Cruise Shipping

In an attempt to prepare for the eight million passengers per year projected by the turn of the century, cruise ship owners have been placing orders at a steady pace at the outset of 1993.

With rosy market potential estimates like the Cruise Line International Association (CLIA) (New York) recently released, it is no wonder owners are signing today for ships tomorrow.

Based on the association's best estimate, which takes into account factors such as total population by age, probability of that population taking a cruise, and cruise prices, CLIA estimates that there is more than $50 billion in revenues to be made in the cruise market.

Another positive indicator is the ten-year trend of capacity increases and the projected continuance of this through 1997.

According to CLIA, in order to keep capacity in line with North American (including Canada and the U.S.) demand, average capacity rose at a rate of 8.2 percent from 1981 to 1992.

Based on current information, the association projects a 4.4 percent capacity increase through the year 1997.

While all of the facts, figures and projections are subjective to uncontrollable forces such as the world economy, probably the best bottomline indicator of the cruise ship market are recent orders and deliveries.

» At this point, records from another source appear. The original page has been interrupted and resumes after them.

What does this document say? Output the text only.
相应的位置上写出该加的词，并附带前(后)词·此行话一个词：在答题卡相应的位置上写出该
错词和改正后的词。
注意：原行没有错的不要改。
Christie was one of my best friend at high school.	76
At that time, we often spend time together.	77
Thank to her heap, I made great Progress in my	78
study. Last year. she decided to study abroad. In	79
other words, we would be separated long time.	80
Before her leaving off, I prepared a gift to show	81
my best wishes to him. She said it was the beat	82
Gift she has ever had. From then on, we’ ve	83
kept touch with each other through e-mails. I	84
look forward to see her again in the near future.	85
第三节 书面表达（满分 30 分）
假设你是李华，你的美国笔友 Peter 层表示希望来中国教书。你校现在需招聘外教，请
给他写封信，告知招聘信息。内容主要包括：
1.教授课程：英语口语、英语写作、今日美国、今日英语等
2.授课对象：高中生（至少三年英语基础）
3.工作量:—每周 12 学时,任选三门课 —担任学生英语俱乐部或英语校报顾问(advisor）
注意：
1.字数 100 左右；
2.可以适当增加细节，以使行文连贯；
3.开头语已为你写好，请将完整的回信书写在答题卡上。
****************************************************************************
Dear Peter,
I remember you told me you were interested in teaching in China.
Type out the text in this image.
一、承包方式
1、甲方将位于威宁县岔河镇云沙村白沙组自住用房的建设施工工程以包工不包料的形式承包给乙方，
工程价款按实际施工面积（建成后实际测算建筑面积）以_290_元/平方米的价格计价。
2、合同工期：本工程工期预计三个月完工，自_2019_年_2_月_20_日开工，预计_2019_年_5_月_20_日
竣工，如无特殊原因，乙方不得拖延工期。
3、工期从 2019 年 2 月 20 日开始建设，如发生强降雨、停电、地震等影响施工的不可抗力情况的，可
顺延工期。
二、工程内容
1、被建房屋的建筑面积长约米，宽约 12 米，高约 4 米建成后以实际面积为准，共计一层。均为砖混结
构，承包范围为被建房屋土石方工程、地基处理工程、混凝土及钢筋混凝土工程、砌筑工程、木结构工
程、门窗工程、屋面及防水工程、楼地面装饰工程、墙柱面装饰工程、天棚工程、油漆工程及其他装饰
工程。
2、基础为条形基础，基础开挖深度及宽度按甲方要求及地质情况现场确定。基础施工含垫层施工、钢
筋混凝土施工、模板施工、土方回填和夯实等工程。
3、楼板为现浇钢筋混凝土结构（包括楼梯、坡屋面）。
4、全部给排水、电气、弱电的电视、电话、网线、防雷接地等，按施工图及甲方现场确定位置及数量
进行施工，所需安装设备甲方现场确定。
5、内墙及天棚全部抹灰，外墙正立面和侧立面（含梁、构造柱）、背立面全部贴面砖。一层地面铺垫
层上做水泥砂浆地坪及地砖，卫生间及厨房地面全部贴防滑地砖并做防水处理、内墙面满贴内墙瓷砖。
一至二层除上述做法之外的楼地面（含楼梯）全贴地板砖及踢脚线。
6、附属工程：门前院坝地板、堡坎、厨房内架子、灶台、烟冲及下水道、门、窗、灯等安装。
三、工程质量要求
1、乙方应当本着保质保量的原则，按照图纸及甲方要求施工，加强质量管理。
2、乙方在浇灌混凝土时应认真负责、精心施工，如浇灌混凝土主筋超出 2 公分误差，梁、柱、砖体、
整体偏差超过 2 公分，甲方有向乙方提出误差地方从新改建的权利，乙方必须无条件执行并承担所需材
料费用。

And the beginning of the year to date has seen the signing of some landmark deals.

For example, Carnival Cruise Lines Inc. (CCL) of Miami signed a contract with Italian builder Fincantieri Cantieri Navali Italiani SPA for the construction of the largest passenger cruise ship ever, a 95,000-gt vessel with 1,300 cabins, for delivery in late 1996.

Additionally, Royal Caribbean Cruise Line (RCCL) signed contracts with Chantiers de l'Atlantique of France, for the construction of up to three ships with a potential value of approximately $1 billion.

Each vessel is scheduled to be 65,000-gt with the capacity to carry 1,800 passengers double occupancy. The first ship is scheduled for delivery in April 1995, and the second and third, should the options be exercised, will be delivered in 1996 and 1997 respectively.

Chantiers has delivered four cruise ships to RCCL since 1987. Finnish builder Kvaerner Masa- Yards got into the act also, and was recently tapped by Japan's NYK Line to build the 50,000-gt Crystal Symphony, scheduled for delivery in the spring of 1995.

The vessel is planned to be nearly 778 feet long with a capacity for 960 passengers, and will be built at the company's Turku New Shipyard.

Rounding out the more recent action was an order placed by Celebr i ty Cruise Lines Inc. with Germany's Meyerwerft for the construction of a 1,740-passenger, $317.5-million vessel. In addition, CCLI has options for two sisterships at approximately the same price. All vessels will be for the Celebrity fleet, which serves the premium segment of the cruise market. The first ship is scheduled for delivery in late 1995.

Two award winning Celebrity ships, Horizon and Zenith, were built by Meyerwerft in 1990 and 1992 respectively.

Perhaps a portion of the reasoning for the relative steady nature of cruise ship orders is the consumer's demand for more diversity. Over the past 10 years, according to the CLIA survey, the industry has responded to extensive market and consumer research, research with has guided the addition of new destination, new ship design concepts, new onboard/onshore activities, new themes and new cruise lengths. And as illustrated by the chart to the right, there is a steady stream of vessels either contracted or planned for construction in the coming years. The Caribbean continues to be the number one destination for capacity placement, as this market (which is comprised of Caribbean, Bahamas, and Western Caribbean) accounts for a 50.4 percent share of capacity placement.

Other leading markets include: Western Mexico (9.6 percent); The Mediterranean (9 percent); Alaska (6.7 percent); Trans Cana Cruises (4.9 percent); Europe (4.1 percent); Bermuda (2.8 percent) and Hawaii (1.8 percent).

A final good omen from the North American cruise industry comes from a recent study by Price Waterhouse, which was underwritten by the International Council of Cruise Lines (ICCL).

The study revealed that the cruise industry plans to add 134,712 full time jobs to the U.S. economy in the next four years, this on top of the 450,166 U.S. jobs it currently provides.